The trees are being memorialized
in an elegant green collage
to hang on a bank wall.
And I have changed too.
You could say I’m a pebble,
granite with a bit of mica, flung
to highway’s edge, mica side up.
I catch light, here between
dwelling places, each with its name.
Some shelter a few old friends.
Holiday greetings will soon take
to the air between us.
Though I’m welcome to go visit
those long-timers, they reveal
scant interest in where I abide.
(Why journey to see someone
who’s become a fleck.)
Though I miss them, I keep
to where I catch and offer back the light.

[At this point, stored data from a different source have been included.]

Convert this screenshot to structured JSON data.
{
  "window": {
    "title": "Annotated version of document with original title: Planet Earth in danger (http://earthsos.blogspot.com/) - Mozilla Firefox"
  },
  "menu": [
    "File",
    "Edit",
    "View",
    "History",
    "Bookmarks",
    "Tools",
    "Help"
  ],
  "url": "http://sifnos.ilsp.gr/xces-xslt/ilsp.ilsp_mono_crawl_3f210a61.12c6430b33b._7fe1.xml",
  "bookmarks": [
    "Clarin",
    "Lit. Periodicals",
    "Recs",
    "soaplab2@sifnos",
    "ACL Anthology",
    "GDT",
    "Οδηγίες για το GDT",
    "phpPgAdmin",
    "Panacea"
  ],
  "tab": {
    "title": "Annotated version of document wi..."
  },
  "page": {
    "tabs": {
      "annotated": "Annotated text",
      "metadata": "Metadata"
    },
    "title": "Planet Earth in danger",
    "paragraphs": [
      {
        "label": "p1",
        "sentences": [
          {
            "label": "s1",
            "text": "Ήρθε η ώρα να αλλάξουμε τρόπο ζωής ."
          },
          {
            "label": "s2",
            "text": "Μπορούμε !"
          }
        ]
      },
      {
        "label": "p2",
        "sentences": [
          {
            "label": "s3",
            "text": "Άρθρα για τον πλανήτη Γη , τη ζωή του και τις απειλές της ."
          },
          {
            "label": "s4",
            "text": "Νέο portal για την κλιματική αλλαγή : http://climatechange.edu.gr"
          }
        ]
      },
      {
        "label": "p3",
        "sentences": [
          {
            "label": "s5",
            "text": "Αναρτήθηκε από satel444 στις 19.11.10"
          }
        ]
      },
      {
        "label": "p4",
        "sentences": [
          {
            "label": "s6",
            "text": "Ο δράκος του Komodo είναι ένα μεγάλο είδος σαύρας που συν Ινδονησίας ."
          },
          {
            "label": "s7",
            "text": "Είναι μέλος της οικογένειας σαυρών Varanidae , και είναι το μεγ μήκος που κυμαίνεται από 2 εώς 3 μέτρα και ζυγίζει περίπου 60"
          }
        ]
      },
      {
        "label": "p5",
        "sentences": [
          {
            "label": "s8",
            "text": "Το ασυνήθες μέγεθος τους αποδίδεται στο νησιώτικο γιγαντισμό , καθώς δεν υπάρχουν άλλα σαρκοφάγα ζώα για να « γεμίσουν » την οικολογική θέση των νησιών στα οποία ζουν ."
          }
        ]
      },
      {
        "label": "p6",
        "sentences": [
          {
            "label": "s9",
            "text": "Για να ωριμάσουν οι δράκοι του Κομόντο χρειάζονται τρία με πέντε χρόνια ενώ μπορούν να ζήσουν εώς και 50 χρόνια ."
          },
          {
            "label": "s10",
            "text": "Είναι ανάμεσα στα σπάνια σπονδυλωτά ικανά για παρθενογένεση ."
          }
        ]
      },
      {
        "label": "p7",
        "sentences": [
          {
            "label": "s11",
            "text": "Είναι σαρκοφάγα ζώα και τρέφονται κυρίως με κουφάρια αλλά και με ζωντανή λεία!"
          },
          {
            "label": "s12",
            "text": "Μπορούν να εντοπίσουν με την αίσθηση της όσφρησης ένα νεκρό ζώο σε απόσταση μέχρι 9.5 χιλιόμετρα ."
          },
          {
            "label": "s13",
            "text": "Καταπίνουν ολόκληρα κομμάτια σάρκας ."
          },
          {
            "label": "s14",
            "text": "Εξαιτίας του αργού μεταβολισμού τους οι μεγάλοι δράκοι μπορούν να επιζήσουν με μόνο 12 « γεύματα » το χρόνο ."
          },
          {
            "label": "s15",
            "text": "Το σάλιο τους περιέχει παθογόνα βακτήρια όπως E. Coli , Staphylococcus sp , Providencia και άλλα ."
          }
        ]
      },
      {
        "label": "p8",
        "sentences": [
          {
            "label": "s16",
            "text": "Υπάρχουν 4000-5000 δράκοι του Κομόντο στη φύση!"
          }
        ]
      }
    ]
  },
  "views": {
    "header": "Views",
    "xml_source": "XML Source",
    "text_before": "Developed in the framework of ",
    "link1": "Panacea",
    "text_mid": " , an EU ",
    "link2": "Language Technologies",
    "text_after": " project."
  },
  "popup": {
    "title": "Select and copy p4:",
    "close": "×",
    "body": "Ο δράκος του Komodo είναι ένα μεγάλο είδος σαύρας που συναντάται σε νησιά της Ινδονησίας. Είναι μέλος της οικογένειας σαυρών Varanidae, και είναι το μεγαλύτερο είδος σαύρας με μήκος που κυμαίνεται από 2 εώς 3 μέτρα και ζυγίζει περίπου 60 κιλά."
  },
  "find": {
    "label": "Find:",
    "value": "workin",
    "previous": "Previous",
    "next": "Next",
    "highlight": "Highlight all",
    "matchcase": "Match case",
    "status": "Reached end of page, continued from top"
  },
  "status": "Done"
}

Marjorie Power’s newest full-length collection, Sufficient Emptiness, was recently published by Deerbrook Editions. A chapbook, Refuses to Suffocate, appeared in 2019 from Blue Lyra Press. Publications which have taken her work recently include Southern Poetry Review, Commonweal, Mudfish, Show Us Your Papers (anth.), and Artemis Journal. She and her husband live near family in Rochester, New York, after many years in various Western states.